I can see why Apple might be reluctant to open this technology up to third parties, it would be a nightmare to keep it secure.

▲

supermatt 18 hours ago | parent [-]

Why should that be apples decision to make? There are many software vendors with much better security track records than apple.

▲

tpmoney 18 hours ago | parent [-]

Because Apple’s reputation (and customer trust in the ecosystem) depends on their security posture, and the less headlines that involve 3rd party applications on your computer being able to read the iPhone clipboard while the phone remains locked the better?

Also because people should have the choice to buy a device from a vendor that is locked down if that is what they want.

▲

supermatt 17 hours ago | parent | next [-]

Then they should enable interoperability. Either provide a secure platform that others can access, or let third parties offer their own.

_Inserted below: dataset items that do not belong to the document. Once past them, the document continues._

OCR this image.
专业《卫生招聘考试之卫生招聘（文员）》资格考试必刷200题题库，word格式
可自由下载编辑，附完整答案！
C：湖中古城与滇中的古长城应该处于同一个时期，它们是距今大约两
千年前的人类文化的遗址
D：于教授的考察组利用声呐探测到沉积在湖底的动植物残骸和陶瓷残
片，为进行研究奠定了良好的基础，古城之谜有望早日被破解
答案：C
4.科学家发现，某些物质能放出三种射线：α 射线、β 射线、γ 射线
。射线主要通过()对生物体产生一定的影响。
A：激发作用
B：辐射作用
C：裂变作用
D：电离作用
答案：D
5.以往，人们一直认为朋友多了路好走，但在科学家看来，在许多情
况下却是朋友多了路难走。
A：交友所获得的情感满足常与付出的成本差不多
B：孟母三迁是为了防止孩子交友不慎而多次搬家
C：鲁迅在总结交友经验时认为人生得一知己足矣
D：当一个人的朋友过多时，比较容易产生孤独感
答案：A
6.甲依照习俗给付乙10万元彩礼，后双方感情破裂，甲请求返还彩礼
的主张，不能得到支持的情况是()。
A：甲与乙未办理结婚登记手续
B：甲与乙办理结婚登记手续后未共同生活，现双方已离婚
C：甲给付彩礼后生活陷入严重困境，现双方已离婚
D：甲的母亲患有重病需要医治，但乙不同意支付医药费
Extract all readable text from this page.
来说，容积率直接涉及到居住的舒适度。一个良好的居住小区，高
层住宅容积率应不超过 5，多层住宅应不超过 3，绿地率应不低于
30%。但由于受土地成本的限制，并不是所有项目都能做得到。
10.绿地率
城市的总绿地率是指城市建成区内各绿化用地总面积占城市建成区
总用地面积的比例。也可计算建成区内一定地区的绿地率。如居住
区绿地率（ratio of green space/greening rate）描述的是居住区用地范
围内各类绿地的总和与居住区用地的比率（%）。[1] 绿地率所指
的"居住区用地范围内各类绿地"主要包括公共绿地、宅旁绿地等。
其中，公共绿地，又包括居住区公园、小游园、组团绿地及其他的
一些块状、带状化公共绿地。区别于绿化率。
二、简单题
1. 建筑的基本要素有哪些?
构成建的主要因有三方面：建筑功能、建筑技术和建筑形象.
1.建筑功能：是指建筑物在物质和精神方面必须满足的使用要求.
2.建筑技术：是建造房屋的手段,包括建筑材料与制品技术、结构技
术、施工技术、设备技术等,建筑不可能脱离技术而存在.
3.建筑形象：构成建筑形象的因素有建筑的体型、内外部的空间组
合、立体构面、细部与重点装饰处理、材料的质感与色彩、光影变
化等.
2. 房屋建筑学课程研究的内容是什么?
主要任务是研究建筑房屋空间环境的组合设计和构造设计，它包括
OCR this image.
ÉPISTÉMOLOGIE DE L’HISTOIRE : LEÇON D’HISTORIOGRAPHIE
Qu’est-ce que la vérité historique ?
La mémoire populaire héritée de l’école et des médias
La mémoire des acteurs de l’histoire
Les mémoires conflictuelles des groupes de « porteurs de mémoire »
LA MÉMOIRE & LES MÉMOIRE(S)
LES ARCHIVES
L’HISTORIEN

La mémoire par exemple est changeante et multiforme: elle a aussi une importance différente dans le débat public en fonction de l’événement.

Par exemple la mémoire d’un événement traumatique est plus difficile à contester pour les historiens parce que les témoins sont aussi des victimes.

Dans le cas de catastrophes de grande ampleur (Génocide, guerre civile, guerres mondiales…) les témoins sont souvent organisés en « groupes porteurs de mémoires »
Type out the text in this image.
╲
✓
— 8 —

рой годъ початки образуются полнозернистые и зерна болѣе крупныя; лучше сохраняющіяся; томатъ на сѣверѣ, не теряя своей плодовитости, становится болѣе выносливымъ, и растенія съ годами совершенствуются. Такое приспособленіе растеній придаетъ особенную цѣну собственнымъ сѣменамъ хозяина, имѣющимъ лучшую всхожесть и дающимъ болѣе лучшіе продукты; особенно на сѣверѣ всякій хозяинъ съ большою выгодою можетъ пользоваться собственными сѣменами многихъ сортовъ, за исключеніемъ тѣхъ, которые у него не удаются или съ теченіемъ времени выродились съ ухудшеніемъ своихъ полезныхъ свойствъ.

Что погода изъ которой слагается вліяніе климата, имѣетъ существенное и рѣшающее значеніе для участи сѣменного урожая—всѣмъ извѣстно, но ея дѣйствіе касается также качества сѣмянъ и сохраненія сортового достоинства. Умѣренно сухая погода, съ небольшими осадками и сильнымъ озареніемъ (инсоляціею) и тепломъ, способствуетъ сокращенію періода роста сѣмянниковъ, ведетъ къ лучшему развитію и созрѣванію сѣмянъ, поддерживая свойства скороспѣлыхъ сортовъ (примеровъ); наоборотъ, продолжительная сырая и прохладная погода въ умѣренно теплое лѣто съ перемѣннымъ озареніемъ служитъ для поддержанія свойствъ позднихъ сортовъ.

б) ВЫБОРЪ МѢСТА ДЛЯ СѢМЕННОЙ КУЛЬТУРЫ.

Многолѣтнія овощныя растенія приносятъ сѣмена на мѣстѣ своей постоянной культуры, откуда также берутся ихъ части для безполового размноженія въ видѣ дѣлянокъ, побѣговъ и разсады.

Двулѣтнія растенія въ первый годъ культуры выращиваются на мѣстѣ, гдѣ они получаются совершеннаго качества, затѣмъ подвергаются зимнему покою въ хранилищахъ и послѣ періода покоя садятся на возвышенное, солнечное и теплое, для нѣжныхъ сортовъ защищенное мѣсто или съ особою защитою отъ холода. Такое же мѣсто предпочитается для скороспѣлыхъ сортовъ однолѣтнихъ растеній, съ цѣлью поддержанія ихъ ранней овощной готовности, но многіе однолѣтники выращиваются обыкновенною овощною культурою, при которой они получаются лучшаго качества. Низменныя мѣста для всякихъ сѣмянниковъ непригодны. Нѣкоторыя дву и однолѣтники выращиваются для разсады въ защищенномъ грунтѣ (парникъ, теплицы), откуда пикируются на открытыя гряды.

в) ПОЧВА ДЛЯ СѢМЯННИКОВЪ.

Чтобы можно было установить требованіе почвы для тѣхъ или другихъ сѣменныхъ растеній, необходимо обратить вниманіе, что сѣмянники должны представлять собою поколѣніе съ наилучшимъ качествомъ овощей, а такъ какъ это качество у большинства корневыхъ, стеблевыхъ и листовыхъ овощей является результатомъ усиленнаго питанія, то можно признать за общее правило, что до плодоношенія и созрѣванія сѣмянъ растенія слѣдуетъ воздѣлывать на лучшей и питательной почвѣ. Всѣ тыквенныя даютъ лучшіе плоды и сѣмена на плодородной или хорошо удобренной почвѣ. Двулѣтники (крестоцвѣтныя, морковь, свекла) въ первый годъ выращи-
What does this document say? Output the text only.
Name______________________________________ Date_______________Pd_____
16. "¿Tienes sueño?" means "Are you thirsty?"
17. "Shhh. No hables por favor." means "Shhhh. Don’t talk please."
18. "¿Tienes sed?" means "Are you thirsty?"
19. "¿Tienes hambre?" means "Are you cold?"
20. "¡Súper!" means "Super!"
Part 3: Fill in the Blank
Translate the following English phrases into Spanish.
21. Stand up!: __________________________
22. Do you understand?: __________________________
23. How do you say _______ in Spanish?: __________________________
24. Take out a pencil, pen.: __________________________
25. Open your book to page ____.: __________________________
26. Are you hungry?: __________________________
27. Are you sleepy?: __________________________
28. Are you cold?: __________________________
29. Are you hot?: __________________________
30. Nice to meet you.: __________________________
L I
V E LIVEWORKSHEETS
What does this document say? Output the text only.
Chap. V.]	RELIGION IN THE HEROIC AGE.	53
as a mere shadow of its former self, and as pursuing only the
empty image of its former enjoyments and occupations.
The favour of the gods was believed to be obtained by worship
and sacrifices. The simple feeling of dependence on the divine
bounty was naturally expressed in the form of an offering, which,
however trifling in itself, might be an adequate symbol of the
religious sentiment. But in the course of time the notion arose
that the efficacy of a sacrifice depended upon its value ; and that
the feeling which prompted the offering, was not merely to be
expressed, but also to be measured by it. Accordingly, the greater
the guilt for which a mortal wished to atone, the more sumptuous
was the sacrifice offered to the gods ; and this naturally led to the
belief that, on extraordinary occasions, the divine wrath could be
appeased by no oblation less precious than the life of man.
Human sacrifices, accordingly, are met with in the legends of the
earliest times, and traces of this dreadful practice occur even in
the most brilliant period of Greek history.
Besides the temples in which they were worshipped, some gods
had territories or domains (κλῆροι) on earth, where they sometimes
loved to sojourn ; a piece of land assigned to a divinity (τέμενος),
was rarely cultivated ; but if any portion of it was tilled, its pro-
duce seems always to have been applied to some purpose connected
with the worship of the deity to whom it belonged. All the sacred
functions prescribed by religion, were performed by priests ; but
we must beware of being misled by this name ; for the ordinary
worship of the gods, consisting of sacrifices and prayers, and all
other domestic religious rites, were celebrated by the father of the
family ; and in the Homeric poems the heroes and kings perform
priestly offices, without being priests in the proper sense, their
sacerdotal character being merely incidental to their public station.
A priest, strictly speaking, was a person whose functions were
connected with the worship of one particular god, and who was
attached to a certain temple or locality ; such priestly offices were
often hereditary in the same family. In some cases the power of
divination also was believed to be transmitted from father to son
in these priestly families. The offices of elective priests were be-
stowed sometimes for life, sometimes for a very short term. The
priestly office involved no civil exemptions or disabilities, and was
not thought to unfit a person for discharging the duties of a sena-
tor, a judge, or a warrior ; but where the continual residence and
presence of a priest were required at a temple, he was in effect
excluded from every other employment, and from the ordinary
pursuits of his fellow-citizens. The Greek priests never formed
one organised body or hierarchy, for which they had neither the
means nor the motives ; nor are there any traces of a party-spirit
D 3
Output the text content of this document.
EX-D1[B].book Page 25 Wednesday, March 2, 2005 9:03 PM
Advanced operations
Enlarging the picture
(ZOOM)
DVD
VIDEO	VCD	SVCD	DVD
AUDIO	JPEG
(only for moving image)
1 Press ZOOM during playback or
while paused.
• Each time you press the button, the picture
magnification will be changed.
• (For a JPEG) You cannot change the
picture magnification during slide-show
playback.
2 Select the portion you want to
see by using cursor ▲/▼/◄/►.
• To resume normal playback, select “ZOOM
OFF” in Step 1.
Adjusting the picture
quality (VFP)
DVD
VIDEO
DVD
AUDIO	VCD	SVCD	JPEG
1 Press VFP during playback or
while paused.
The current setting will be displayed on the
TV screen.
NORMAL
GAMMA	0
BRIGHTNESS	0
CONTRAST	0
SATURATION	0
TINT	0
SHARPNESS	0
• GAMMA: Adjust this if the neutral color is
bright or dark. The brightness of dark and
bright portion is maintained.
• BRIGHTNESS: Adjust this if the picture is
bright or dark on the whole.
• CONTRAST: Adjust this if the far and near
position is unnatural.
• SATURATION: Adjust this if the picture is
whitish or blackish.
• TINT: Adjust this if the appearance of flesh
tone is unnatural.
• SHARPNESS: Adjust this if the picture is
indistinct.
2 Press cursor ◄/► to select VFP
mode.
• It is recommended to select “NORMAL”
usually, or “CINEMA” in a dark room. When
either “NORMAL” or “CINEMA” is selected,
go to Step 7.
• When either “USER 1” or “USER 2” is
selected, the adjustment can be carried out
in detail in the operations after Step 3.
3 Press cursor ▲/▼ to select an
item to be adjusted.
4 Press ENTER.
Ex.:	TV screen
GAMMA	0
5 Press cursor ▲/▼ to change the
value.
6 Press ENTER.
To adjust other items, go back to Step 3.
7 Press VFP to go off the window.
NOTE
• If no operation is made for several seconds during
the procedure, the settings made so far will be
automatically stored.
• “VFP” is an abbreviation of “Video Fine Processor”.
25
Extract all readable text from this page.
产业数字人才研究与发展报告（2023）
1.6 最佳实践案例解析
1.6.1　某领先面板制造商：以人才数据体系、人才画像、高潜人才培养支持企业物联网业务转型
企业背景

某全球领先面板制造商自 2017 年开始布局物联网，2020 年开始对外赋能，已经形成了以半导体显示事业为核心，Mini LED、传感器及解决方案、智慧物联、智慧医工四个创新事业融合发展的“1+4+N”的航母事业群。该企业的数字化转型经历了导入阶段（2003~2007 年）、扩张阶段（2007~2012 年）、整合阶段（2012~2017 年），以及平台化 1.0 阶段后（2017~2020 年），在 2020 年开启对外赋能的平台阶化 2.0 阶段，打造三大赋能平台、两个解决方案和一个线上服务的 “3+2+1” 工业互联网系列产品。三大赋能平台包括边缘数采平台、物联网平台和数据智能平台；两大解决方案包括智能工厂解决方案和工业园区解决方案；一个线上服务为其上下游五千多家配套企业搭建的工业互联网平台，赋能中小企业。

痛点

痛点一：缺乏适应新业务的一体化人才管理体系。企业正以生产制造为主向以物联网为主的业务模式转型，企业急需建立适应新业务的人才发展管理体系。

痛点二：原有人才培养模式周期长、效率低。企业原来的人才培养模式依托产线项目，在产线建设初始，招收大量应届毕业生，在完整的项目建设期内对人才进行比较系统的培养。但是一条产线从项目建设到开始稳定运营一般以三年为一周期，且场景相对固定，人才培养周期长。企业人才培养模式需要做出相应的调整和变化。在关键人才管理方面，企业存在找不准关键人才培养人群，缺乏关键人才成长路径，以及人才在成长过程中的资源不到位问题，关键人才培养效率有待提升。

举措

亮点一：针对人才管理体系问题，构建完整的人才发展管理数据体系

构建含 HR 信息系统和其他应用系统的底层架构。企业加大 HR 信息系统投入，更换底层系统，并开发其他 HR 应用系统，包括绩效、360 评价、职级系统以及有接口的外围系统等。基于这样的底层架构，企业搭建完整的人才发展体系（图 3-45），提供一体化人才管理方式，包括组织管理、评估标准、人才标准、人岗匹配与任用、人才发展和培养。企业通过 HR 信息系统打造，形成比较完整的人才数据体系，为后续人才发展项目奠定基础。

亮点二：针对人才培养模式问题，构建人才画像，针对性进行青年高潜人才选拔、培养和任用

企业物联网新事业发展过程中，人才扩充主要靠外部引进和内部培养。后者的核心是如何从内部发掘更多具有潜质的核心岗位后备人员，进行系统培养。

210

The whole point of passkeys is to handle remote authentication and authorisation securely - and is effectively what Apple are already doing under the hood.

This whole "we can only trust Apple" argument is outdated given modern security standards like FIDO2/WebAuthn and passkeys

▲

_aavaa_ 18 hours ago | parent | prev [-]

Nothing about providing the API for this requires that your phone automatically accept such requests.

They can change it so that all first requests require confirmation with password.

	▲	tpmoney 17 hours ago \| parent [-]
		And you can secure your HTTP server and SSH server with credentials too, but if your wanting a secure internal service it’s also probably a good idea to put a firewall in place and only allow access from authorized endpoints. Security isn’t a binary thing. It comes in layers and “no publicly accessible API” is (or at least can be) more secure than “public API”.